La Magna Carta, 800 anni di libertà contro ogni statalismo | L’intraprendente
9 years ago
Siamo così assuefatti al laudano dello statalismo che a qualsiasi istituzione politica della storia diamo invariabilmente sempre il nome di “Stato”. Nemmeno ci sfiora l’idea che una volta lo Stato non c’era. Ricordare dunque che esattamente 800 anni fa, una vera “eternità”, il 15 giugno 1215, a Runnymede, in Inghilterra, veniva siglata la “Magna Carta” equivale un po’ a domandarsi manzonianamente che diamine fosse Carneade. La “Magna Carta”, infatti, è l’arkengemma di un tesoro inestimabile di cui abbiamo però smarrito il senso.

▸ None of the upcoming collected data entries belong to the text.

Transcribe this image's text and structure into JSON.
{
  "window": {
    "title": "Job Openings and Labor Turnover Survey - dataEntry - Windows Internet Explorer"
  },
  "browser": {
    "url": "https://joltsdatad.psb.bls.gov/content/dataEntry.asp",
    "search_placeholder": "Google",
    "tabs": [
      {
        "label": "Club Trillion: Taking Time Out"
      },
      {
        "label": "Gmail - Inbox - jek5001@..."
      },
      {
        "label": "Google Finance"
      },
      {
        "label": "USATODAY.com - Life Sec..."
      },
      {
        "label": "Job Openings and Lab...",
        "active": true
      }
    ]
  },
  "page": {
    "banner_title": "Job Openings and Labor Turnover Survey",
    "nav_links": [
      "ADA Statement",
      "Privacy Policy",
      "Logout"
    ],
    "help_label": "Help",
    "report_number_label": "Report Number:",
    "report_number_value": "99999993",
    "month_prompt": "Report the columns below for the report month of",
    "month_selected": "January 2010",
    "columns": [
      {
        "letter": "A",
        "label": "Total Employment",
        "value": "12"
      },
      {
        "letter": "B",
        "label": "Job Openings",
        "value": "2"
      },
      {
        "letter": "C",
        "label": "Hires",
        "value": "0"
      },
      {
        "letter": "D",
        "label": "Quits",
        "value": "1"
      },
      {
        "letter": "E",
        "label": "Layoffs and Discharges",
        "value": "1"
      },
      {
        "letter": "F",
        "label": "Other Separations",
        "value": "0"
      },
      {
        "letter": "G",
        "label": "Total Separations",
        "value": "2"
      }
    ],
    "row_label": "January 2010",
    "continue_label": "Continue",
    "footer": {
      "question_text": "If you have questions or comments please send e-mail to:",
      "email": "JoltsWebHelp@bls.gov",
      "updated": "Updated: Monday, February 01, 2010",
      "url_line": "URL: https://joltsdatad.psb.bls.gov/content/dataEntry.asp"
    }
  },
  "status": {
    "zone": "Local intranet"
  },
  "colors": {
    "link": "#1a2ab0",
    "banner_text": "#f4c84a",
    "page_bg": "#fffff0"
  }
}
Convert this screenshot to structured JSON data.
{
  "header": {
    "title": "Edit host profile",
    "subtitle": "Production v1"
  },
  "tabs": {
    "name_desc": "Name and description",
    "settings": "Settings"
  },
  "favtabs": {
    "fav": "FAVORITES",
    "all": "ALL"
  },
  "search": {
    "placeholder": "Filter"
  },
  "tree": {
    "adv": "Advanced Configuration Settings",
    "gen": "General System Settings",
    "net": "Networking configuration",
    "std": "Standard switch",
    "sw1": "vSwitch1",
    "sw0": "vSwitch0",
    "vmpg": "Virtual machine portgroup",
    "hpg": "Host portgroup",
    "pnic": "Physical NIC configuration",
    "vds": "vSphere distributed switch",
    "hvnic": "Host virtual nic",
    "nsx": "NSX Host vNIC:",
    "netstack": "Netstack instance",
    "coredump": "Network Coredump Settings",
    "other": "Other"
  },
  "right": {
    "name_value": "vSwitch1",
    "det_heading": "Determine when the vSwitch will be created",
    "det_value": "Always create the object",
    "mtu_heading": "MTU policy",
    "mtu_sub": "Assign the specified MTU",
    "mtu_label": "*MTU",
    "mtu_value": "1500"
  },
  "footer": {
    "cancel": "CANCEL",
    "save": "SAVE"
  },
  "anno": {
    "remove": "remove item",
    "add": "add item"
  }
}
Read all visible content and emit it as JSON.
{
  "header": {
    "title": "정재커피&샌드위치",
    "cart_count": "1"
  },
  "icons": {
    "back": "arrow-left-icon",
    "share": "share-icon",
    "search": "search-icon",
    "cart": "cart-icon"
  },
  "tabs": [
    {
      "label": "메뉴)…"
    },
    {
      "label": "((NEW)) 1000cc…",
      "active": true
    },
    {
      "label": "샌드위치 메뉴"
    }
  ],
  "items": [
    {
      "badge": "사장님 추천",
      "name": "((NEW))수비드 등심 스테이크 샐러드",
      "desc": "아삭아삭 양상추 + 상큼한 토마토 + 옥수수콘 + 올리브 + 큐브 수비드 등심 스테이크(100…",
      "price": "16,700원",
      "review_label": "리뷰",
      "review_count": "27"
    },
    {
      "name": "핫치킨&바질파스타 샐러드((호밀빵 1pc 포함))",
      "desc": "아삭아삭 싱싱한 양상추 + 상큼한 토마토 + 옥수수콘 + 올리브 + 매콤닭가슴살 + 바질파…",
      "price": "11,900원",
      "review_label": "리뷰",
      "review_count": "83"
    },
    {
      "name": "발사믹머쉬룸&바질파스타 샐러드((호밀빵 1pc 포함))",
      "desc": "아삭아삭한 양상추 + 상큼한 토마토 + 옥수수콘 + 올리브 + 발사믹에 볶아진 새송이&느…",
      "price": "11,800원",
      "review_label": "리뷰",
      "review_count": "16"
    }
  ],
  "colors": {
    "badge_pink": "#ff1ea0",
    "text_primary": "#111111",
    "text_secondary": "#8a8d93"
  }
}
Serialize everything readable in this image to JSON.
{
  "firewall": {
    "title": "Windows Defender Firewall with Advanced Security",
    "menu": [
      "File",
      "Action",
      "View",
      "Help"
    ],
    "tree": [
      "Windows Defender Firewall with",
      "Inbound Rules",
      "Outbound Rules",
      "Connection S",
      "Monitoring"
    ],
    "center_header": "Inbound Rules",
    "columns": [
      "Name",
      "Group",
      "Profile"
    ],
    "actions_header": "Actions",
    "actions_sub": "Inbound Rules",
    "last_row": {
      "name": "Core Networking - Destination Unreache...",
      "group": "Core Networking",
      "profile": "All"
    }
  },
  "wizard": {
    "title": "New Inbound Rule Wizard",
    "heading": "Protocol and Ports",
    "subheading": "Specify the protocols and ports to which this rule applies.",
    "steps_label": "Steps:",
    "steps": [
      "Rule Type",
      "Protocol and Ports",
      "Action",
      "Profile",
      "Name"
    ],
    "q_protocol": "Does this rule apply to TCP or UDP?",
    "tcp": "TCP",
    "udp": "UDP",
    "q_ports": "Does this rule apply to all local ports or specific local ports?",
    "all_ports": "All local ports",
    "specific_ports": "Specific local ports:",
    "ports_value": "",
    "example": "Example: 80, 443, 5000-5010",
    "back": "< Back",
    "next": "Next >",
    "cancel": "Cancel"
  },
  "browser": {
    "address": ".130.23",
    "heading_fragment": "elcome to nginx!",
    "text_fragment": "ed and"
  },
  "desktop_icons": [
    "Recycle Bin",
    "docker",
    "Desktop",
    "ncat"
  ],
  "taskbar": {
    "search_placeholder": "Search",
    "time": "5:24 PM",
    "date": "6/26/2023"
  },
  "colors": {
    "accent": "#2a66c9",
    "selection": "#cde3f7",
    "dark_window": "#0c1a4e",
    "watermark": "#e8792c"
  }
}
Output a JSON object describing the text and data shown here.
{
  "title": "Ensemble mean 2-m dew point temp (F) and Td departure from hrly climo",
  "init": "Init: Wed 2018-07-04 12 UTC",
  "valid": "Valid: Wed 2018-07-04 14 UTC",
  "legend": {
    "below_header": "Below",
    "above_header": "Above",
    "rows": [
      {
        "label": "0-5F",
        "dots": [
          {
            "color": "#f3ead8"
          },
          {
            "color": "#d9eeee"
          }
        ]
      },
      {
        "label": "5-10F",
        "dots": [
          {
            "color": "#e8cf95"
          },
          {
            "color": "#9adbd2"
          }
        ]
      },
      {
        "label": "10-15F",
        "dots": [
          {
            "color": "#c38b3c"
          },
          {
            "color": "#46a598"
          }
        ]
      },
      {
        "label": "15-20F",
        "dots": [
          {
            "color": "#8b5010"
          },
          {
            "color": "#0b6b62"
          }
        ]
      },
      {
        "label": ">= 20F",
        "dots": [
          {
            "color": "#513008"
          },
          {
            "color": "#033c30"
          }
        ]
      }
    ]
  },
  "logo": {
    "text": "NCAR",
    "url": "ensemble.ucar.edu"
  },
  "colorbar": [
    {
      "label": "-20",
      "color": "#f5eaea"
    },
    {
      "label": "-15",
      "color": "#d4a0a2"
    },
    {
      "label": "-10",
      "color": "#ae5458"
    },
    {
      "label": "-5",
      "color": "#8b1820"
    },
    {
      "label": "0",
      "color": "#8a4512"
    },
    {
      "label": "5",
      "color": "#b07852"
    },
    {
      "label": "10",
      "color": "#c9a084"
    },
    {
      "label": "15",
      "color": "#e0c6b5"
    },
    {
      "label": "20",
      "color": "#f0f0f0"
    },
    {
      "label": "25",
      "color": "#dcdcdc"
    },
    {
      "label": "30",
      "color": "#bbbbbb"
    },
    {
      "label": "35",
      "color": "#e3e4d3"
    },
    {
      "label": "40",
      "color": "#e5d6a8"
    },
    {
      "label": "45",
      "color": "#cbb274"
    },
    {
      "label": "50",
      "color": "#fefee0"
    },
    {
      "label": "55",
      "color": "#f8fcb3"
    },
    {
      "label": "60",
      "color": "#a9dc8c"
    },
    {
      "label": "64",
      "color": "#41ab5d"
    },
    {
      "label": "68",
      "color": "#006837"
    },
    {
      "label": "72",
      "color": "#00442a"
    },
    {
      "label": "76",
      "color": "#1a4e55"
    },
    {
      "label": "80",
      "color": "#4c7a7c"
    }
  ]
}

Sul trono inglese sedeva re Giovanni Plantageneto detto Senzaterra (1166-1216). Era un sovrano dispotico e poco simpatico. Il nomignolo se lo guadagnò avendo perduto tutti i possedimenti francesi della famiglia e quindi della Corona. Deciso a rientrarne in possesso, pensò di muovere guerra al re di Francia e di finanziare l’impresa con una nuova morsa fiscale. Iniziò così un serrato braccio di ferro che si concluse solo il giorno in cui, appunto 800 anni fa oggi, re Giovanni capitolò firmando la Magna Charta Libertatum, apice e inizio di una civiltà sontuosa, quella occidentale. Vediamo perché.
La “Magna Carta” (come da allora è chiamata)
sancisce l’inviolabile principio che nessuno uomo è fuori dalla legge, ovvero né al di sopra né al di sotto di essa. Tanto meno il potere. Men che meno i governanti, oltre che i governati.
Il sovrano, cioè, è il primus inter pares cui spetta il governo della res publica ma proprio per questo lui non meno che i sudditi alla legge è tenuto a obbedire in maniera (proprio per il suo rango) esemplare. Non esiste dunque un potere che si erige al di sopra del diritto; non vi è un’autorità sconfinata; non vi è potestà illimitata.
La “Magna Carta” sancisce che il diritto positivo (quello formulato dal legislatore umano) è la cornice dell’agire pubblico di tutti i cittadini, senza distinzione di rango, pur nella distinzione del loro rango (l’egualitarismo è un’utopia: la funzione di un re non è mai pari a quella di un mugnaio). In questo modo,
la “Magna Carta” sbarra la strada a ogni assolutismo poiché impedisce al potere di concepirsi svincolato (ab solutus) dai proprio doveri, totalitariamente privo di lealtà e di confini:
come ricorda la “Magna Carta”, sopra di sé il potere risponde a Dio, sotto di sé esso risponde ai governati.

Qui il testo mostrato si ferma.